Fine. If a little hierarchy-overturning economic democratization is such a good thing, then why not more? As Jack Kemp once said in a very different context, if you’re going to go for it, you should really go for it.
In short – we need to distinguish between the rhetorical claims that technological change will bring openness along with it, and the (far more sustainable) claim that technology will probably only have openness enhancing benefits in a world where we are already dealing with the underlying power relations. The best recent account of this perspective that I’ve seen comes from Astra Taylor in The People’s Platform.

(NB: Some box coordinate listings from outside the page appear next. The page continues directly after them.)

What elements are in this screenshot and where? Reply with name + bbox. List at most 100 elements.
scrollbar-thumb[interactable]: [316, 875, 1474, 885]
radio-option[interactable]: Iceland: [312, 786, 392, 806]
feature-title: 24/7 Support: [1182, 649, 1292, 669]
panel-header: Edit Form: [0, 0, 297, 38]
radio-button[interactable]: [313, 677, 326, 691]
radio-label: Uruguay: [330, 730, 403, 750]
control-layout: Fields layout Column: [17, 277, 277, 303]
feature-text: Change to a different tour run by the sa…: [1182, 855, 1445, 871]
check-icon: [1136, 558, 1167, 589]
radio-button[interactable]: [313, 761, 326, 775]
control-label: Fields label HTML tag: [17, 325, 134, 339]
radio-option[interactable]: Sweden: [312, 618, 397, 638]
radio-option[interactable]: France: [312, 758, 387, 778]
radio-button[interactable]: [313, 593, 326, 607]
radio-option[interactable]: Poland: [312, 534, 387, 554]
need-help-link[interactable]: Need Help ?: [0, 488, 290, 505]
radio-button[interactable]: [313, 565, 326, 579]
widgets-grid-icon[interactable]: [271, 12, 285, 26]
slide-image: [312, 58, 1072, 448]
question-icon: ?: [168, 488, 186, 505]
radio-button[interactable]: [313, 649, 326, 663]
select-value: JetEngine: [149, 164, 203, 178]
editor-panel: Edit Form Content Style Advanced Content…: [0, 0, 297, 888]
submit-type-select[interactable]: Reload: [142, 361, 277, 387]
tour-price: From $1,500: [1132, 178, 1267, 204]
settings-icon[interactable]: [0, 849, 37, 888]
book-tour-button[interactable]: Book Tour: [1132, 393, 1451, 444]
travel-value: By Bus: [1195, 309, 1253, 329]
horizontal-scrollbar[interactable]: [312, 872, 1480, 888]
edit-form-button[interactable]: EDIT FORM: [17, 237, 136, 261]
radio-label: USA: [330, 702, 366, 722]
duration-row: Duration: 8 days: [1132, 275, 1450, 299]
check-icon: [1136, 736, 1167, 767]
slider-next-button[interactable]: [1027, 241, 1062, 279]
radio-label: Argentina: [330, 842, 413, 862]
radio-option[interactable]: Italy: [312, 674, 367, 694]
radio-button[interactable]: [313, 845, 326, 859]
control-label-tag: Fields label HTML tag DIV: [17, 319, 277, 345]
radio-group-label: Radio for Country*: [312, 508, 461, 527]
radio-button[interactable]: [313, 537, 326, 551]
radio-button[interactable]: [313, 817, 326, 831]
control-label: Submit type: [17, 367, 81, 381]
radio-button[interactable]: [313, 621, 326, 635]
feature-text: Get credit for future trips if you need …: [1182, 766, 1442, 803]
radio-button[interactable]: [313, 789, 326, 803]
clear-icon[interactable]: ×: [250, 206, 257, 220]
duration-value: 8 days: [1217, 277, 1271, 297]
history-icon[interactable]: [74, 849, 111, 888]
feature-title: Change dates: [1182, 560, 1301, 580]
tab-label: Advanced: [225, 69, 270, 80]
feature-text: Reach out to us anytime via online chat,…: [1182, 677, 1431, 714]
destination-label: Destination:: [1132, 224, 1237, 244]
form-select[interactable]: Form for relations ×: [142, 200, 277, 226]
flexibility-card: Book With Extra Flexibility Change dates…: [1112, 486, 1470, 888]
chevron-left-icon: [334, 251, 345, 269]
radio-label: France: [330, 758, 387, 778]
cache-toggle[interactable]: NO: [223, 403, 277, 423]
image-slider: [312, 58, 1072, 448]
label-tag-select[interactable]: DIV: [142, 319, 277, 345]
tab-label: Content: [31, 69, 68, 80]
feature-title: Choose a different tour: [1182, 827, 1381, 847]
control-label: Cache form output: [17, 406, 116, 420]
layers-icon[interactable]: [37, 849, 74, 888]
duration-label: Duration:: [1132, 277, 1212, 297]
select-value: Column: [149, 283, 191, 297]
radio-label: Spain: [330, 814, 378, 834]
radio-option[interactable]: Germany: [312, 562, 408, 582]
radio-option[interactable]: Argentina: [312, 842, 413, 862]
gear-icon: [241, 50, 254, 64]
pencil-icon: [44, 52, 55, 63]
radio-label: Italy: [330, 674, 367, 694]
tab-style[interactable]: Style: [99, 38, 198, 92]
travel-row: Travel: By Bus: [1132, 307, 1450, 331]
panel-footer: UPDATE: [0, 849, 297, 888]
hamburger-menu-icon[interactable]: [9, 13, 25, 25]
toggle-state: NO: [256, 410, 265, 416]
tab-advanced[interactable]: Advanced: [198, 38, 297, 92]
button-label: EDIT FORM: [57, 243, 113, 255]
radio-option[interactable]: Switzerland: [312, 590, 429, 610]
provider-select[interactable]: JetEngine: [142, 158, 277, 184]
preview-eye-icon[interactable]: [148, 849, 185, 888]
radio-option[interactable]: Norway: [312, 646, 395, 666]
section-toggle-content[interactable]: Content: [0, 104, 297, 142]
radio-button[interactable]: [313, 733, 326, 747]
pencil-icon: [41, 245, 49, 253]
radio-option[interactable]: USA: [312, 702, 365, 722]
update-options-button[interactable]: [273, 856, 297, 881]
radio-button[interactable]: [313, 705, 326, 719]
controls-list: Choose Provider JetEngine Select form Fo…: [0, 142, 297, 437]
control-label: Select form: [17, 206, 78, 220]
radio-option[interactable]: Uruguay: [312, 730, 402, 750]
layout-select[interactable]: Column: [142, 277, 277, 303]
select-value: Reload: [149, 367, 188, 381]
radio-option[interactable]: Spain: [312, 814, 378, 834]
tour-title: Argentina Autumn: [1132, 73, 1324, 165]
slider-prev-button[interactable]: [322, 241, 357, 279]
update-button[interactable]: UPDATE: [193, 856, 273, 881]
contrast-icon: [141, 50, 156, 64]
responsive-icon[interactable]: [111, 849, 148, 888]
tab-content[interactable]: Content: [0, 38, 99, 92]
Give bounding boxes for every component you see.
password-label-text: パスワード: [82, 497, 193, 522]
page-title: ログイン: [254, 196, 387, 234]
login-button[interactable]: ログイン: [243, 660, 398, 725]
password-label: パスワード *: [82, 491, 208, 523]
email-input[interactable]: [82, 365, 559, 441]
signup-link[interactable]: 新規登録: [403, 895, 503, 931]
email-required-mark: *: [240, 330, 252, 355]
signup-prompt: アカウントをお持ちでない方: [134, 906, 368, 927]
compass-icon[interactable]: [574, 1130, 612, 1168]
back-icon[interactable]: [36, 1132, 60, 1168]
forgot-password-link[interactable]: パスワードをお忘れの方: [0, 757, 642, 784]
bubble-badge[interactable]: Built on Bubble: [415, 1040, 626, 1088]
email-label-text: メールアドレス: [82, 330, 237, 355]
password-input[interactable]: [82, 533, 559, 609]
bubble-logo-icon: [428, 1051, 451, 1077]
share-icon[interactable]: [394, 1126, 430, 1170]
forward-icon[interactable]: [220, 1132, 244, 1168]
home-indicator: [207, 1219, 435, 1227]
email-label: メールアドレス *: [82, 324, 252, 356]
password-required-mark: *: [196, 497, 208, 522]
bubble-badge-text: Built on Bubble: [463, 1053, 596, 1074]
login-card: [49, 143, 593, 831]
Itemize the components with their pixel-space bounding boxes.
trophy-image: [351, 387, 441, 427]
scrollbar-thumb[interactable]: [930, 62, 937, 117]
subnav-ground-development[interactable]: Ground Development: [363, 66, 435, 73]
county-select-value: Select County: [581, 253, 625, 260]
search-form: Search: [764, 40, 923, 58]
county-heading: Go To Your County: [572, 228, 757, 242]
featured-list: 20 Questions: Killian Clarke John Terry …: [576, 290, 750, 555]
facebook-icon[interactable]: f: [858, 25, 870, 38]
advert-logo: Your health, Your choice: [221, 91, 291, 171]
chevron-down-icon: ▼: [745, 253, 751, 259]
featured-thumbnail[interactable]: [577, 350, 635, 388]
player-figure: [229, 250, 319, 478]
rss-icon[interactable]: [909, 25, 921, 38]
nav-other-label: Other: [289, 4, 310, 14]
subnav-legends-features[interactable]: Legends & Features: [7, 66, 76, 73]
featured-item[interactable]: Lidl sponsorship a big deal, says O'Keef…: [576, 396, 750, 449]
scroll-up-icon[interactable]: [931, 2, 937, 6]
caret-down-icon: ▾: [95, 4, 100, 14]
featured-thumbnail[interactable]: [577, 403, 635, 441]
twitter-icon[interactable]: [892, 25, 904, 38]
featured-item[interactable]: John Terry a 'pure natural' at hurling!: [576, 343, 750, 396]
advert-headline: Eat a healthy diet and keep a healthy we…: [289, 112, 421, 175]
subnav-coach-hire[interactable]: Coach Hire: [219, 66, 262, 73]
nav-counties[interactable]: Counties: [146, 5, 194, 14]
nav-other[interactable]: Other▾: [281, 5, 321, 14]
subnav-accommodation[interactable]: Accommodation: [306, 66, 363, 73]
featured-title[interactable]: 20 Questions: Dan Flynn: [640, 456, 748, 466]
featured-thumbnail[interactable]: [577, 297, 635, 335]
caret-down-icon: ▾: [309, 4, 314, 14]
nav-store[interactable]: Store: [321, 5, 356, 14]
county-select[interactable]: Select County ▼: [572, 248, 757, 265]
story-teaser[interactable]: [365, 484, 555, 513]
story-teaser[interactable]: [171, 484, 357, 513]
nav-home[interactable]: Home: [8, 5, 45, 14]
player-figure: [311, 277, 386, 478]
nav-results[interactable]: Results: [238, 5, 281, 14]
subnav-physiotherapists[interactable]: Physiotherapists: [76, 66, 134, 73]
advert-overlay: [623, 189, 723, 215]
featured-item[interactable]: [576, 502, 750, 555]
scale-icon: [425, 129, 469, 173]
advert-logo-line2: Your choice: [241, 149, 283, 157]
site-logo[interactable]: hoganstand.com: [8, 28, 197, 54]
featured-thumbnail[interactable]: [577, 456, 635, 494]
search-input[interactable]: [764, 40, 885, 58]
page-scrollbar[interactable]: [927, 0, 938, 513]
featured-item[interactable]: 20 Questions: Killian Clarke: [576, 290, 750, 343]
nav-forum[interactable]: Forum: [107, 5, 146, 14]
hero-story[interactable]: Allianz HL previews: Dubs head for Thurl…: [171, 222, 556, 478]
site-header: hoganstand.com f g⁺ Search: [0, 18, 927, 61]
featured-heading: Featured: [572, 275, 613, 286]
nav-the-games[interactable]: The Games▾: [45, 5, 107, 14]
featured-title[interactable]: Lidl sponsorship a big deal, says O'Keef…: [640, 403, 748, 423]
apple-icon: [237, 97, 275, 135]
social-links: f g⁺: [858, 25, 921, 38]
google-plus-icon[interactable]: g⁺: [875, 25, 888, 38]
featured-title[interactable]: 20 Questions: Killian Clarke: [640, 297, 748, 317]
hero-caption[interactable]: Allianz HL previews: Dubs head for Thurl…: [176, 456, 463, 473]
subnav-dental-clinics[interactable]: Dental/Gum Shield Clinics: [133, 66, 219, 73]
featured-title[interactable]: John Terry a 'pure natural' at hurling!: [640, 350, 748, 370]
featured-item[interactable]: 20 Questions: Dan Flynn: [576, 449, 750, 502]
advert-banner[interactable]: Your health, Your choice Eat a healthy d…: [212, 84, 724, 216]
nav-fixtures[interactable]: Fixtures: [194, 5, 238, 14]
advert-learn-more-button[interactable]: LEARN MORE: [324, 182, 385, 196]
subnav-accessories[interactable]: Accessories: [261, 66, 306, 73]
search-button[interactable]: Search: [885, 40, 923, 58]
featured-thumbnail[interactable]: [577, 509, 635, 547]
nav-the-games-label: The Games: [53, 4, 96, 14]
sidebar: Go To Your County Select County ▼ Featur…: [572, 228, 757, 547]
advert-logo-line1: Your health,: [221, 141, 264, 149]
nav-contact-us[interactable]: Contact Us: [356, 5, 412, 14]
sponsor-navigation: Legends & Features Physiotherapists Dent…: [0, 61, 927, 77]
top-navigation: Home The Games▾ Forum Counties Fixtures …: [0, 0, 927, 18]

openness alone does not provide the blueprint for a more equitable social order, in part because the ‘freedom’ promoted by the tech community almost always turns out to be of the Darwinian variety. Openness in this context is ultimately about promoting competition, not protecting equality in any traditional sense; it has little to say about entrenched systems of economic privilege, labor rights, fairness, or economic redistribution. Despite enthusiastic commentators and their hosannas to democratization, inequality is not exclusive to closed systems. Networks reflect and exacerbate imbalances of power as much as they improve them.
If BoingBoing socialism is ever going to approximate actual socialism (by which I mean egalitarian social democracy), these are the problems it has to deal with.
- Yes – I know that penguins don’t fly. That’s part of the joke.